This paper explores the labour supply and consumer demand equations derived from a utility function created by adding two S-shaped utilities.

An S-shaped cardinal utility for a commodity represents the individual’s experience of fulfilment of a need – deprivation (increasing marginal utility (MU)), subsistence (a point of inflection), sufficiency (diminishing MU), and either satiation at finite consumption with the possibility of surfeit, or satiation at infinite consumption.

The utilities of commodities fulfilling the same need are weakly separable (multiplicative) and those of two commodities fulfilling different needs are strongly separable (additive).

Functional forms are derived from a utility function created by adding two normal distribution functions with satiation at infinity, the parameters of which have meaningful psychological interpretations.

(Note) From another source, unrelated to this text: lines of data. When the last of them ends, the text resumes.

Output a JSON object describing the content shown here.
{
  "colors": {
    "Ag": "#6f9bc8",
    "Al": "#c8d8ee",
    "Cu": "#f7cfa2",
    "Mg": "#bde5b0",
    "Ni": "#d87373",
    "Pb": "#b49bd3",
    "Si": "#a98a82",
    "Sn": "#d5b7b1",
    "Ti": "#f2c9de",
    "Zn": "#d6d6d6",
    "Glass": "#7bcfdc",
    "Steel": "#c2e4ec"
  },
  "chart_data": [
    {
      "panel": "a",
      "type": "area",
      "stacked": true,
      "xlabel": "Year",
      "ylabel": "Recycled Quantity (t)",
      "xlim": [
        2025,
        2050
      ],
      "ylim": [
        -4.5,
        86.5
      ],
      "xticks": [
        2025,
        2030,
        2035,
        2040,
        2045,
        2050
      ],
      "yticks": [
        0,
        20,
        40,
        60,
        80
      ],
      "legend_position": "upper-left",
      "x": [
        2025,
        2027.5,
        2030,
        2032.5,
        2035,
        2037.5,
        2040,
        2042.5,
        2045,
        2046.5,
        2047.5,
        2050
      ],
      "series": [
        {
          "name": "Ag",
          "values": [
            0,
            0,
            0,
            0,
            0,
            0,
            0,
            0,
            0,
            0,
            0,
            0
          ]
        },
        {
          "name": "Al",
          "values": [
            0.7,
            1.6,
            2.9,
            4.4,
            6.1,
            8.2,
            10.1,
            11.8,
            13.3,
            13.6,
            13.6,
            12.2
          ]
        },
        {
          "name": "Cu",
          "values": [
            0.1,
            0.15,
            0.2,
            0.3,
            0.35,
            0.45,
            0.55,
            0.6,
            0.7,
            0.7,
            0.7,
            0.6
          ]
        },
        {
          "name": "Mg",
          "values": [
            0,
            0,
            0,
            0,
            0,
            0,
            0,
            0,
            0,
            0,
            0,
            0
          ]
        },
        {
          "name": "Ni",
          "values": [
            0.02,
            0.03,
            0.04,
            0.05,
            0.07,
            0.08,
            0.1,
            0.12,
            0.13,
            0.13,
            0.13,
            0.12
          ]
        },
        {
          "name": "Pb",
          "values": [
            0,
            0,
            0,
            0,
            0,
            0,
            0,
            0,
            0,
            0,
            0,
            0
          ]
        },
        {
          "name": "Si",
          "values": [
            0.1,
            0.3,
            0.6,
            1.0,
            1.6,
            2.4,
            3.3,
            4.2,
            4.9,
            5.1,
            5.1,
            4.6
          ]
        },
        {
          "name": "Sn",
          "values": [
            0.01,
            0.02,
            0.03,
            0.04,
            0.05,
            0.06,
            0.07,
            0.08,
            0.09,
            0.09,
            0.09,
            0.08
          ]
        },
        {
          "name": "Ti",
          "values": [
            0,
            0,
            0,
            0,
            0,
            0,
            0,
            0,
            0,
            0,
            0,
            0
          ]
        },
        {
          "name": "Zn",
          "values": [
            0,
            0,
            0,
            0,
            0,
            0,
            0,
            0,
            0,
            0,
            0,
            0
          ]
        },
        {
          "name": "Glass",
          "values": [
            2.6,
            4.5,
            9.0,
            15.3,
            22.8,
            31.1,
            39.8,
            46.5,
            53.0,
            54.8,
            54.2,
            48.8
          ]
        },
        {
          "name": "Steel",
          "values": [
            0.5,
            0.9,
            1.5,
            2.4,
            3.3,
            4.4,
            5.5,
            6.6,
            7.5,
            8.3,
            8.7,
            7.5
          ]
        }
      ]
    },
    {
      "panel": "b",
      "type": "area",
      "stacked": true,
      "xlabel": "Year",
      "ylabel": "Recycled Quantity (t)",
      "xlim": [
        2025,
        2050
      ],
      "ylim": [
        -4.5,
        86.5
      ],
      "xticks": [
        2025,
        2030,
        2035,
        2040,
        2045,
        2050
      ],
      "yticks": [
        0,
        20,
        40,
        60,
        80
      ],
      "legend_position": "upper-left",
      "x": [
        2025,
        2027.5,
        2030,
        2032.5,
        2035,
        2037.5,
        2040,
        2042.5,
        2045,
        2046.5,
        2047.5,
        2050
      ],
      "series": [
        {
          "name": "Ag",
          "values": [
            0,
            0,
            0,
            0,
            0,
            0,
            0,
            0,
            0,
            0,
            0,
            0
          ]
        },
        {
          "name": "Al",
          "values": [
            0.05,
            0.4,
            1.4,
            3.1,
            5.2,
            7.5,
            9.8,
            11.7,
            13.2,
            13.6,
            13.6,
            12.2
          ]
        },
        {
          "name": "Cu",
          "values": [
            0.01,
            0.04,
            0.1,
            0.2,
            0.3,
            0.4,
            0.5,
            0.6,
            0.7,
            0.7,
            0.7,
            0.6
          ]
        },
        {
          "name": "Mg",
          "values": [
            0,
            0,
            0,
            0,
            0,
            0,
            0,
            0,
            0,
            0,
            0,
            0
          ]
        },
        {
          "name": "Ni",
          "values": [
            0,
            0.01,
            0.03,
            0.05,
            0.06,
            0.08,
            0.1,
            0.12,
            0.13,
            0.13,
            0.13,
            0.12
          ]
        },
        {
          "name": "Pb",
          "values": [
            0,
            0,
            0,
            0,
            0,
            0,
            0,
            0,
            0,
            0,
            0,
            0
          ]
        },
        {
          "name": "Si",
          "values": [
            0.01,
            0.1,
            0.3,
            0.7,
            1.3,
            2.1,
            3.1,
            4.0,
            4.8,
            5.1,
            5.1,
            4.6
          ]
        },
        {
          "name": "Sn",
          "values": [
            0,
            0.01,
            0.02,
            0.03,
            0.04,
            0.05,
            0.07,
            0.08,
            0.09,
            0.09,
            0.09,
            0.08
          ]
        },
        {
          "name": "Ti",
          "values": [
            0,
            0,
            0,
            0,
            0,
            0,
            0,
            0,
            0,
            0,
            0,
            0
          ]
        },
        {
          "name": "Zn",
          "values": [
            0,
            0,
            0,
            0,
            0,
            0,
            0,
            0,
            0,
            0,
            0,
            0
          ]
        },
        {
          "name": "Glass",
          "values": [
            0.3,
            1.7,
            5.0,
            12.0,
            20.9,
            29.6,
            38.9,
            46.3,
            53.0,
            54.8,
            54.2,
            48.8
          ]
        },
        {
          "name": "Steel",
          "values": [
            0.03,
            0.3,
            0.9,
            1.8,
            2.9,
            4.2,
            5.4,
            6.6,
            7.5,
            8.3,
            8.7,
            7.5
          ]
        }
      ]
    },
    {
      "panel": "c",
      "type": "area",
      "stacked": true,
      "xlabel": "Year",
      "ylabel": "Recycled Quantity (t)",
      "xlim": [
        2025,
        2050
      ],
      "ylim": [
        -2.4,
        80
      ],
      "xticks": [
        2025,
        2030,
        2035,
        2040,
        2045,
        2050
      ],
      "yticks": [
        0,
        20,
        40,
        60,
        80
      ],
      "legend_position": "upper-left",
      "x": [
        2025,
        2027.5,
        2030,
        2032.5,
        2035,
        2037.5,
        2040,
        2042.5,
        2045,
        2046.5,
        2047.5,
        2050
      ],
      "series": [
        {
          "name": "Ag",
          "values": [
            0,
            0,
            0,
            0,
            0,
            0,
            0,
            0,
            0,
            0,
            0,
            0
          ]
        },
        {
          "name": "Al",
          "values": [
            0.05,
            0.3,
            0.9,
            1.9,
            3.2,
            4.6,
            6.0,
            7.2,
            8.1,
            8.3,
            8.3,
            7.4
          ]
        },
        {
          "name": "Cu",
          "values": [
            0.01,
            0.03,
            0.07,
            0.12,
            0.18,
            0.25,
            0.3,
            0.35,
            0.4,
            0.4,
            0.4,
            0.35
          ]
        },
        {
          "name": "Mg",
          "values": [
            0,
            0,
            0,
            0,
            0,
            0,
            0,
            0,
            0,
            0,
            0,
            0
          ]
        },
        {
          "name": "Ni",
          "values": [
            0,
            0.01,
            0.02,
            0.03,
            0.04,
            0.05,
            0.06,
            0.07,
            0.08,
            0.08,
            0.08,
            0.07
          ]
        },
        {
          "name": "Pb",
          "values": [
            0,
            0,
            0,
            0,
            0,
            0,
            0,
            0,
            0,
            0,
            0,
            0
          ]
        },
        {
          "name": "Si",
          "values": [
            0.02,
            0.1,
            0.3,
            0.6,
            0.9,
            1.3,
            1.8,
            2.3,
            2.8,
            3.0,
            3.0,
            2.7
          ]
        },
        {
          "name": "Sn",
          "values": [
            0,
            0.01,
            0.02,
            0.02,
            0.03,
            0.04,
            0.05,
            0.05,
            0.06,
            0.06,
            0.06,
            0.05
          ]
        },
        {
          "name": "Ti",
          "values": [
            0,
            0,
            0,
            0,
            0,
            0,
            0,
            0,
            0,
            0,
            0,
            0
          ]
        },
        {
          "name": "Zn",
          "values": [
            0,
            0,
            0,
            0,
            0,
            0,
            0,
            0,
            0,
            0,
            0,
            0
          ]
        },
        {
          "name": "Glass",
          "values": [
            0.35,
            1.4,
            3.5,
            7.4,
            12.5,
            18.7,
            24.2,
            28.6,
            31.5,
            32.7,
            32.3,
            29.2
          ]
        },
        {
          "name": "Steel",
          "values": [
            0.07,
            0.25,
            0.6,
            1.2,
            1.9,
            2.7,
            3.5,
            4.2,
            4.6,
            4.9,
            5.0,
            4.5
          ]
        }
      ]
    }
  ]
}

The indifference map, demand and Engels curve diagrams are explored.

The main outcomes:

• Concave- (dysfunctional poverty) and convex-to-the-origin indifference curves are separated by a straight-line indifference curve, (an absolute poverty line). • Budget movements on the indifference curve map reveal: corner solutions and disequilibrium associated with dysfunctional poverty; optimisation occurs elsewhere, even with deprivation in one or other need. • The derived functional forms are functions of only the real wage rate and endowments of unearned consumption. • The derived functional form diagrams display: involuntary unemployment, disjointed curves, sticky wages and prices, wage- and price-elasticity associated with deprivation in a need, inferior normal and inferior-Giffen responses, and envelope curves. • The slope of the straight-line indifference curve, (defined by the relative-intensities-of-need), and its intercept on the endowment axis, play significant and dramatic roles in both Engels diagrams.